Teachers have to learn how to use the new system, but once the school is tied in with HMH's program, it's steady income for the whale-swallowing minnow. Too expensive to switch over to the likes of Pearson's competing product, and there'll be all those updates and upgrades and revisions down the years.
Barry O'Callaghan prayed for stimulus money to boost sales at HMH, and God has heard his pleas. With the U.S. Treasury footing the bill for e-books and interactive learning systems, Houghton Mifflin Harcourt Riverdeep et al. are well positioned to reap the benefits.
And when the stimulus money is all gone, the interactive systems will remain, and they'll be in need of tweaking at some point. So maybe the federal stimulus money does help to save jobs, albeit in a round-about way.
4 comments:
This tendency of trying to teach people over the internet is completely ridiculous. Only people who have done no teaching at all could have come up with this idiocy. There are now even some universities that teach labguaages on-line. Which, of course, is a complete joke.
I wish taxpayers' money wouldn't get wasted on such patently stupid and unproductive projects.
Taxpayer money is wasted on numerous schemes. It's the nature of politicians.
I remember when "New English" was introduced. The nuns scoffed and kept on teaching the old way. The old way is back in vogue now. Turns out the "New English" didn't teach anyone to read or write.

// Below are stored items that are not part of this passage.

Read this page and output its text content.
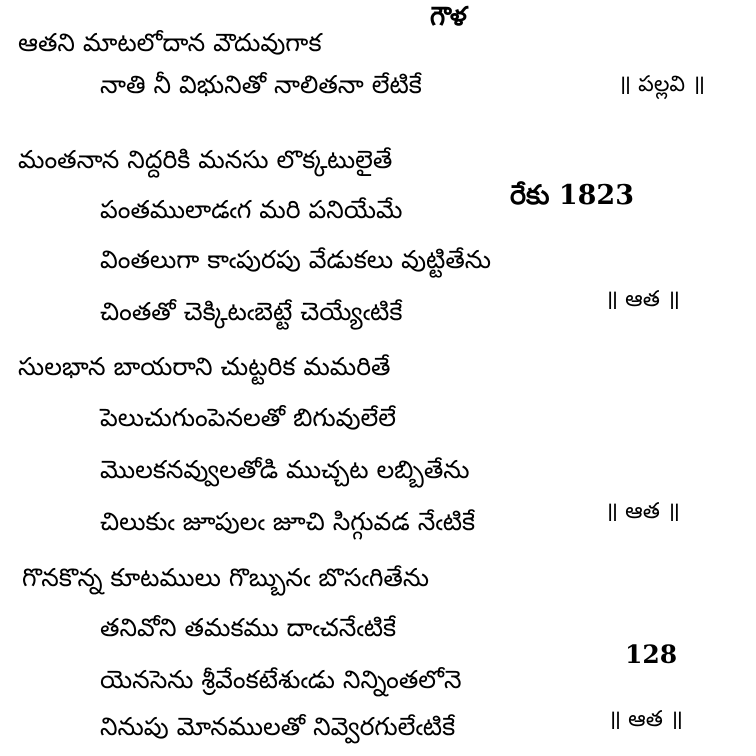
గౌళ
రేకు 1823
128
ఆతని మాటలోదాన వౌదువుగాక
నాతి నీ విభునితో నాలితనా లేటికే	॥ పల్లవి ॥
మంతనాన నిద్దరికి మనసు లొక్కటులైతే
పంతములాడఁగ మరి పనియేమే
వింతలుగా కాఁపురపు వేడుకలు వుట్టితేను
చింతతో చెక్కిటఁబెట్టే చెయ్యేఁటికే	॥ ఆత ॥
సులభాన బాయరాని చుట్టరిక మమరితే
పెలుచుగుంపెనలతో బిగువులేలే
మొలకనవ్వులతోడి ముచ్చట లబ్బితేను
చిలుకుఁ జూపులఁ జూచి సిగ్గువడ నేఁటికే	॥ ఆత ॥
గొనకొన్న కూటములు గొబ్బునఁ బొసఁగితేను
తనివోని తమకము దాఁచనేఁటికే
యెనసెను శ్రీవేంకటేశుఁడు నిన్నింతలోనె
నినుపు మోనములతో నివ్వెరగులేఁటికే	॥ ఆత ॥
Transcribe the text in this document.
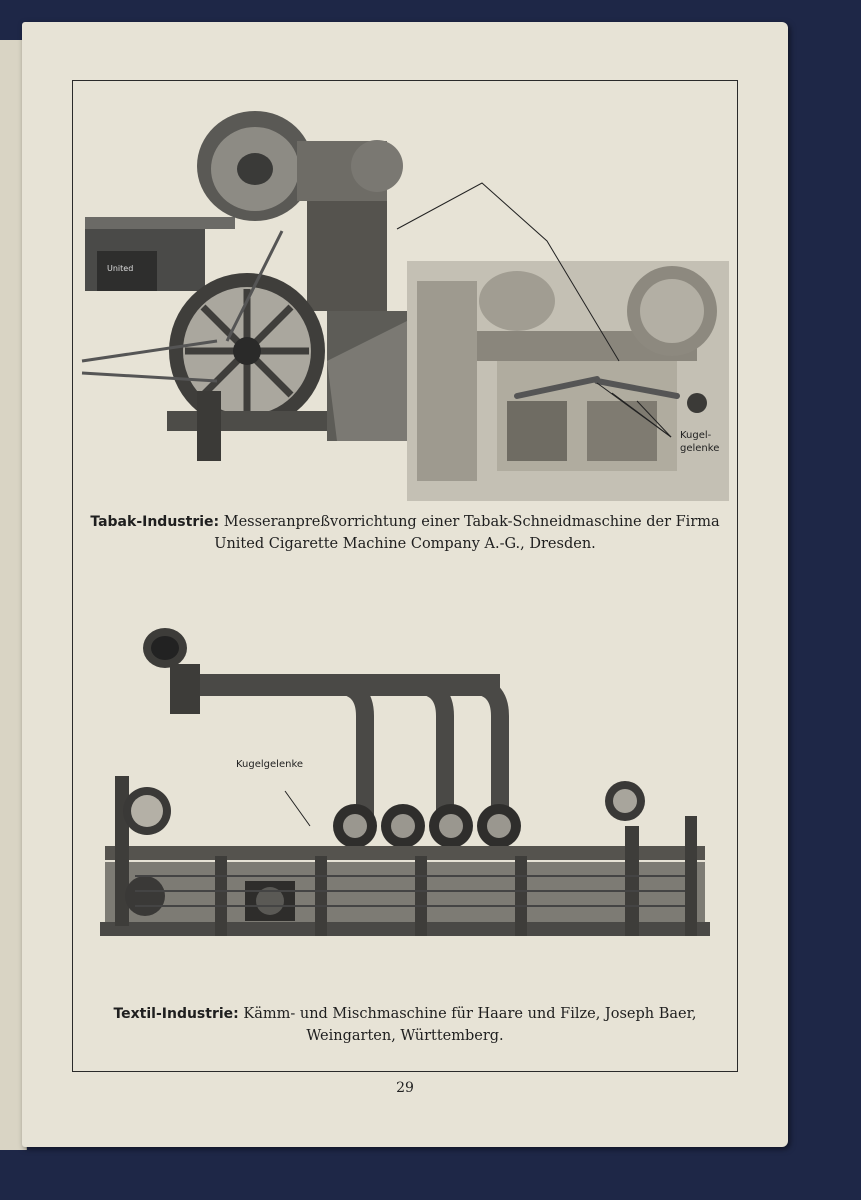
United
Kugel-
gelenke
Tabak-Industrie: Messeranpreßvorrichtung einer Tabak-Schneidmaschine der Firma United Cigarette Machine Company A.-G., Dresden.
Kugelgelenke
Textil-Industrie: Kämm- und Mischmaschine für Haare und Filze, Joseph Baer, Weingarten, Württemberg.
29
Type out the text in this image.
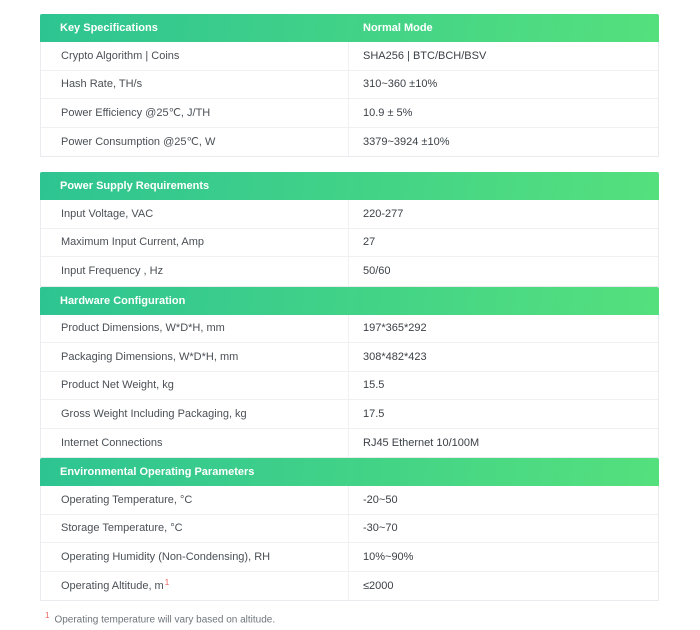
Key Specifications	Normal Mode
Crypto Algorithm | Coins	SHA256 | BTC/BCH/BSV
Hash Rate, TH/s	310~360 ±10%
Power Efficiency @25℃, J/TH	10.9 ± 5%
Power Consumption @25℃, W	3379~3924 ±10%
Power Supply Requirements
Input Voltage, VAC	220-277
Maximum Input Current, Amp	27
Input Frequency , Hz	50/60
Hardware Configuration
Product Dimensions, W*D*H, mm	197*365*292
Packaging Dimensions, W*D*H, mm	308*482*423
Product Net Weight, kg	15.5
Gross Weight Including Packaging, kg	17.5
Internet Connections	RJ45 Ethernet 10/100M
Environmental Operating Parameters
Operating Temperature, °C	-20~50
Storage Temperature, °C	-30~70
Operating Humidity (Non-Condensing), RH	10%~90%
Operating Altitude, $m^1$	≤2000
$^1$ Operating temperature will vary based on altitude.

There's a place for the Internet in teaching, in that material can be posted for kids to retrieve, homework assignments posted so the parents know what's going on, etc.
The rest is experimental. But the poor souls who fear for their jobs at Houghton Mifflin Harcourt are breathing sighs of relief, so it's not a total waste of money.
In my experience it is more costly, not less, to produce electronic educational materials, at least if you're doing it within the context of a major minnow of a publishing house. Time will tell.
Does anyone really understand what the economic situation is in Detroit currently, as well as the state of Michigan? Take a hard look and then figure out where exactly this 40 mil will come from. Publishers have been burned by the city before and it's in worse shape today. As a former resident that visits family and friends in the area on a regular basis I'm not holding out much hope here.